I'm trying to generate interfaces from Open-API specification and I have a Gradle plugin:

implementation(
    "org.springdoc:springdoc-openapi-ui:1.5.12",
    "org.openapitools:openapi-generator-gradle-plugin:5.3.0"
)

def apiFile = "$rootDir/src/main/resources/openapi/api.yml"

task buildOpenApi(type: GenerateTask) {
    generatorName = "spring"
    inputSpec = apiFile
    outputDir = "$buildDir/generated"
    groupId = "$project.group"
    id = "$project.name-java-client"
    version = "$project.version"
    apiPackage = "com.example.my.api"
    modelPackage = "com.example.my.model"
    configOptions = [
            interfaceOnly: "true",
            openApiNullable: "false",
            skipDefaultInterface: "true"
    ]
    globalProperties = [
            apis: "",
            models: ""
    ]
    enablePostProcessFile = true
    skipOverwrite = false
}

compileJava.dependsOn(buildOpenApi)
sourceSets.main.java.srcDirs = ['build/generated/src','src/main/java']

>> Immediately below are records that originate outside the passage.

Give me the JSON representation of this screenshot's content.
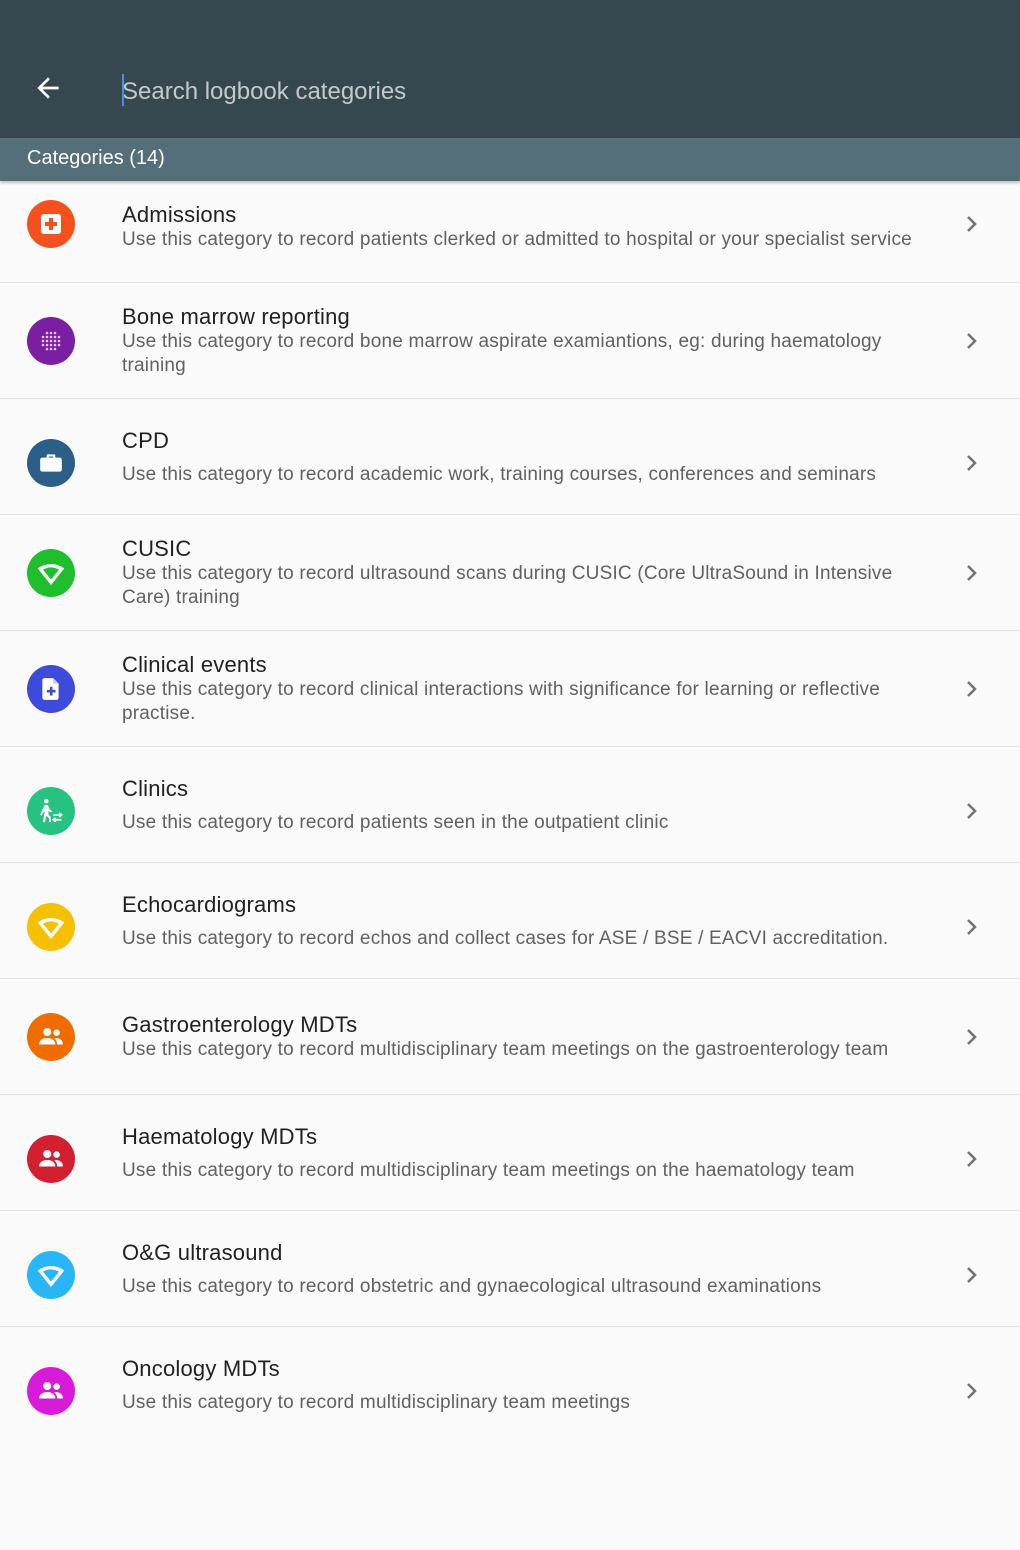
{
  "search": {
    "placeholder": "Search logbook categories",
    "value": ""
  },
  "subheader": {
    "label": "Categories (14)"
  },
  "categories": [
    {
      "title": "Admissions",
      "desc": "Use this category to record patients clerked or admitted to hospital or your specialist service",
      "icon": "medical-cross-icon",
      "color": "#f4511e"
    },
    {
      "title": "Bone marrow reporting",
      "desc": "Use this category to record bone marrow aspirate examiantions, eg: during haematology training",
      "icon": "dotted-grid-icon",
      "color": "#7b1fa2"
    },
    {
      "title": "CPD",
      "desc": "Use this category to record academic work, training courses, conferences and seminars",
      "icon": "briefcase-icon",
      "color": "#2c5f88"
    },
    {
      "title": "CUSIC",
      "desc": "Use this category to record ultrasound scans during CUSIC (Core UltraSound in Intensive Care) training",
      "icon": "ultrasound-icon",
      "color": "#1ebe2c"
    },
    {
      "title": "Clinical events",
      "desc": "Use this category to record clinical interactions with significance for learning or reflective practise.",
      "icon": "document-plus-icon",
      "color": "#3d4bdb"
    },
    {
      "title": "Clinics",
      "desc": "Use this category to record patients seen in the outpatient clinic",
      "icon": "walking-person-icon",
      "color": "#26c281"
    },
    {
      "title": "Echocardiograms",
      "desc": "Use this category to record echos and collect cases for ASE / BSE / EACVI accreditation.",
      "icon": "ultrasound-icon",
      "color": "#f5c000"
    },
    {
      "title": "Gastroenterology MDTs",
      "desc": "Use this category to record multidisciplinary team meetings on the gastroenterology team",
      "icon": "group-icon",
      "color": "#ef6c00"
    },
    {
      "title": "Haematology MDTs",
      "desc": "Use this category to record multidisciplinary team meetings on the haematology team",
      "icon": "group-icon",
      "color": "#d32030"
    },
    {
      "title": "O&G ultrasound",
      "desc": "Use this category to record obstetric and gynaecological ultrasound examinations",
      "icon": "ultrasound-icon",
      "color": "#29b6f6"
    },
    {
      "title": "Oncology MDTs",
      "desc": "Use this category to record multidisciplinary team meetings",
      "icon": "group-icon",
      "color": "#d81bd8"
    }
  ]
}
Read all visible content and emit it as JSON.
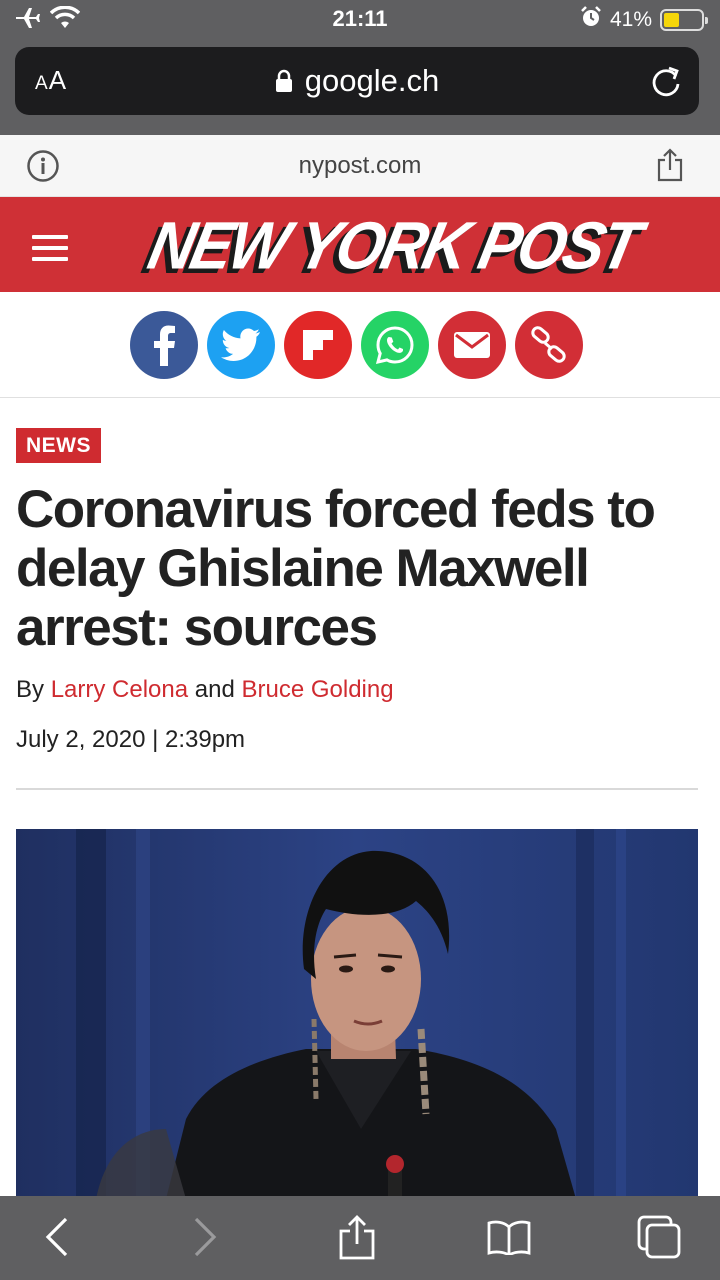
{
  "status_bar": {
    "time": "21:11",
    "battery_percent": "41%",
    "battery_level": 0.41
  },
  "browser": {
    "text_size_label_small": "A",
    "text_size_label_large": "A",
    "url": "google.ch",
    "site_domain": "nypost.com"
  },
  "site_header": {
    "logo_text": "NEW YORK POST",
    "brand_color": "#cf3036"
  },
  "share_buttons": [
    {
      "name": "facebook",
      "color": "#3b5998"
    },
    {
      "name": "twitter",
      "color": "#1da1f2"
    },
    {
      "name": "flipboard",
      "color": "#e12828"
    },
    {
      "name": "whatsapp",
      "color": "#25d366"
    },
    {
      "name": "email",
      "color": "#d22e36"
    },
    {
      "name": "copy-link",
      "color": "#d22e36"
    }
  ],
  "article": {
    "section_tag": "NEWS",
    "headline": "Coronavirus forced feds to delay Ghislaine Maxwell arrest: sources",
    "by_prefix": "By",
    "author_1": "Larry Celona",
    "author_joiner": "and",
    "author_2": "Bruce Golding",
    "date": "July 2, 2020 | 2:39pm"
  },
  "toolbar": {
    "icons": [
      "back-icon",
      "forward-icon",
      "share-icon",
      "bookmarks-icon",
      "tabs-icon"
    ]
  }
}
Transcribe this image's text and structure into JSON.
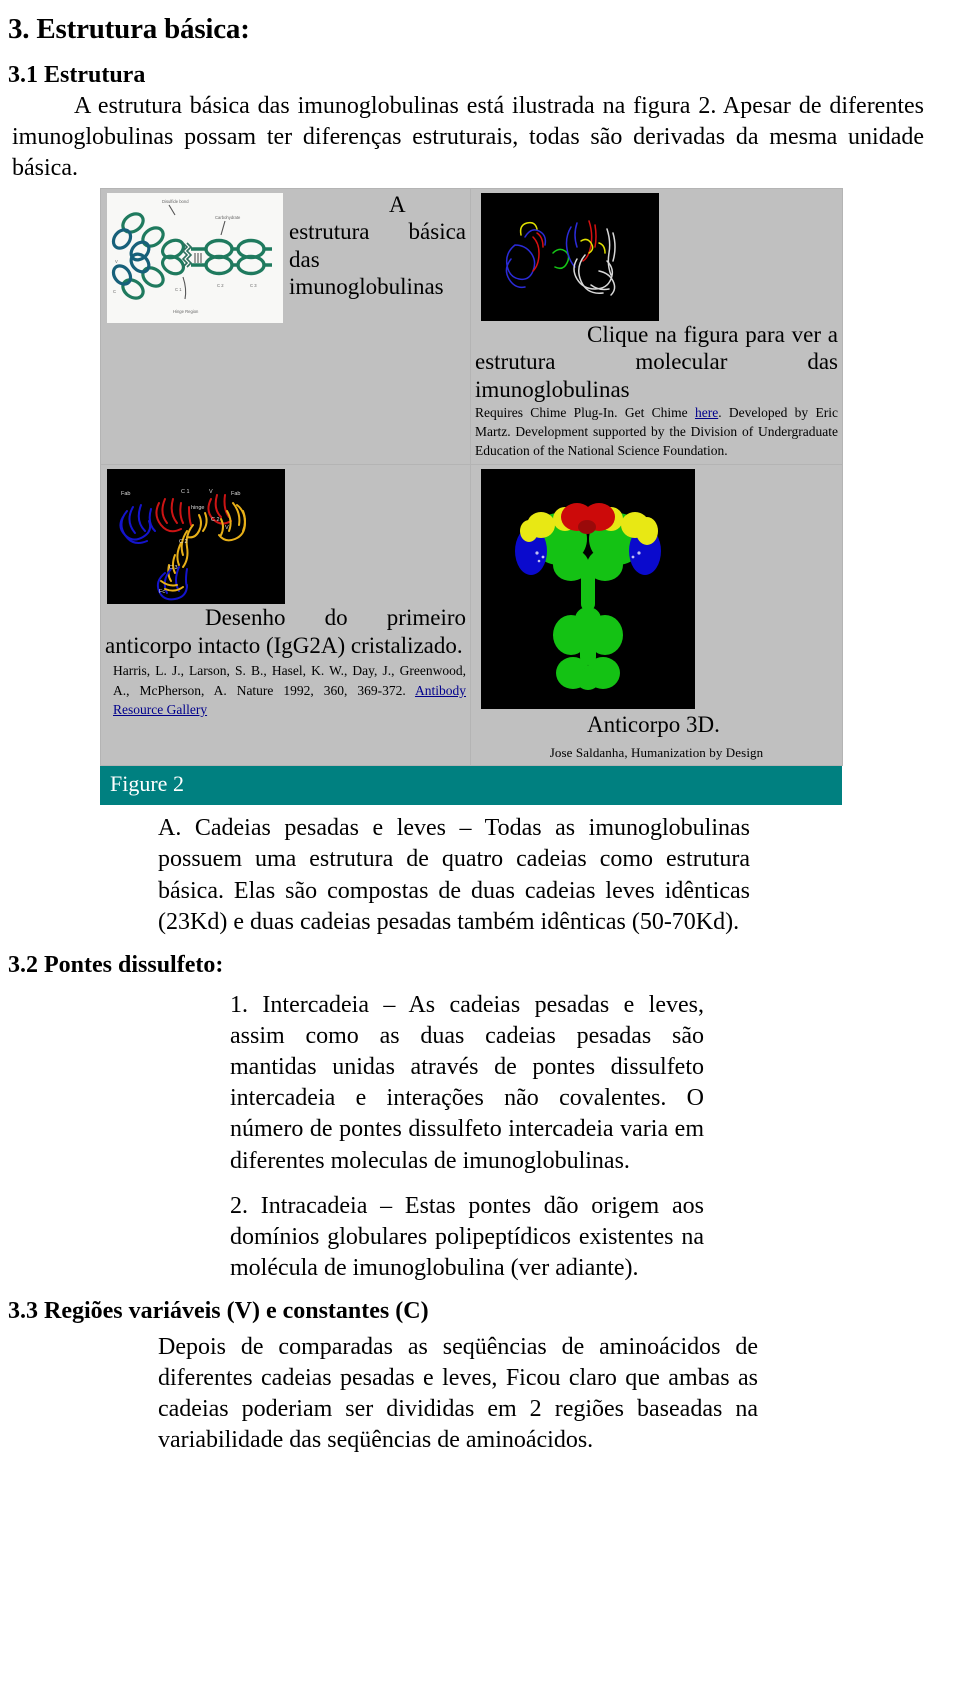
{
  "document": {
    "section_title": "3. Estrutura básica:",
    "subsection_1_title": "3.1 Estrutura",
    "intro_paragraph": "A estrutura básica das imunoglobulinas está ilustrada na figura 2. Apesar de diferentes imunoglobulinas possam ter diferenças estruturais, todas são derivadas da mesma unidade básica.",
    "subsection_2_title": "3.2 Pontes dissulfeto:",
    "subsection_3_title": "3.3 Regiões variáveis (V) e constantes (C)"
  },
  "figure": {
    "cell_schematic": {
      "image_name": "immunoglobulin-schematic-diagram",
      "caption": "A estrutura básica das imunoglobulinas"
    },
    "cell_chime": {
      "image_name": "chime-molecular-structure-thumbnail",
      "caption": "Clique na figura para ver a estrutura molecular das imunoglobulinas",
      "fine_print_a": "Requires Chime Plug-In. Get Chime ",
      "fine_print_link": "here",
      "fine_print_b": ". Developed by Eric Martz. Development supported by the Division of Undergraduate Education of the National Science Foundation."
    },
    "cell_ribbon": {
      "image_name": "igg2a-crystal-ribbon-diagram",
      "caption": "Desenho do primeiro anticorpo intacto (IgG2A) cristalizado.",
      "citation": "Harris, L. J., Larson, S. B., Hasel, K. W., Day, J., Greenwood, A., McPherson, A. Nature 1992, 360, 369-372. ",
      "citation_link": "Antibody Resource Gallery"
    },
    "cell_3d": {
      "image_name": "antibody-3d-space-fill-model",
      "caption": "Anticorpo 3D.",
      "credit": "Jose Saldanha,  Humanization by Design"
    },
    "caption_bar": "Figure 2",
    "caption_bar_color": "#008080"
  },
  "content": {
    "block_a": "A. Cadeias pesadas e leves – Todas as imunoglobulinas possuem uma estrutura de quatro cadeias como estrutura básica. Elas são compostas de duas cadeias leves idênticas (23Kd) e duas cadeias pesadas também idênticas (50-70Kd).",
    "list_item_1": "1. Intercadeia – As cadeias pesadas e leves, assim como as duas cadeias pesadas são mantidas unidas através de pontes dissulfeto intercadeia e interações não covalentes. O número de pontes dissulfeto intercadeia varia em diferentes moleculas de imunoglobulinas.",
    "list_item_2": "2. Intracadeia – Estas pontes dão origem aos domínios globulares polipeptídicos existentes na molécula de imunoglobulina (ver adiante).",
    "block_c": "Depois de comparadas as seqüências de aminoácidos de diferentes cadeias pesadas e leves, Ficou claro que ambas as cadeias poderiam ser divididas em 2 regiões baseadas na variabilidade das seqüências de aminoácidos."
  }
}
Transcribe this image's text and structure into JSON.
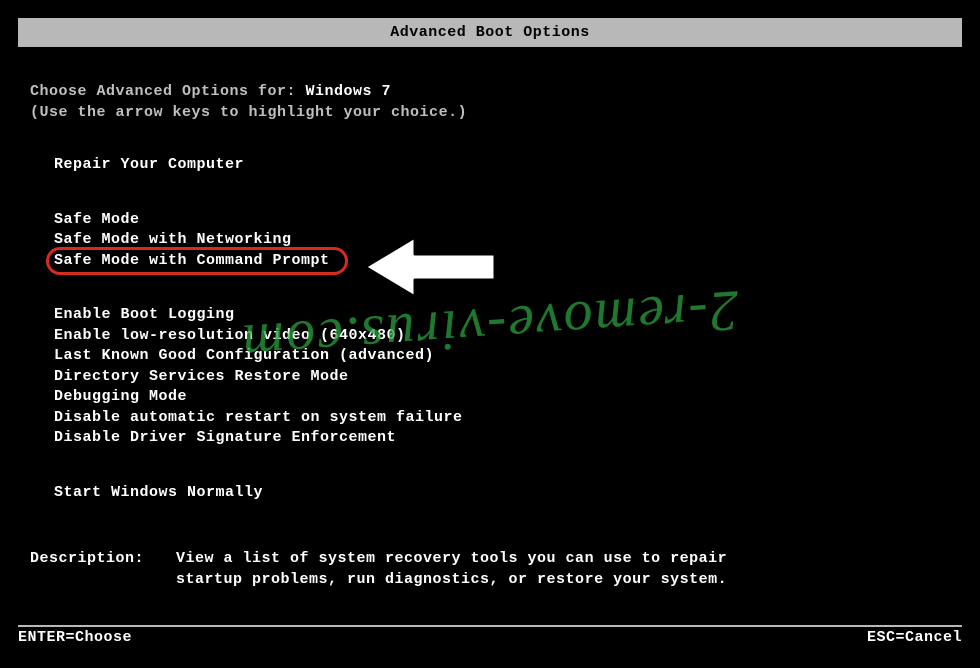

And have an api.yml file that is located in src/main/resources/openapi/api.yml. When I run ./gradlew clean compileJava, it generates me correct interfaces to the build directory, so I can implement them. But when I launch my application and go to http://localhost:8080/swagger-ui.html I see swagger automatically generated from my controller classes, but not from api.yml file - I mean, it doesn't have any descriptions, examples and so on

How to make swagger built from my api.yml file, not from controller source code?

Answer 1

The correct way is not to expect swagger from implemented interfaces, but build it from api.yml file. This config in application.yml helped me:

springdoc:
  api-docs:
    enabled: false
    path: /api-docs
  swagger-ui:
    disable-swagger-default-url: true
    url: /api.yml
    path: /api-docs

Now swagger available at localhost:8080/api-docs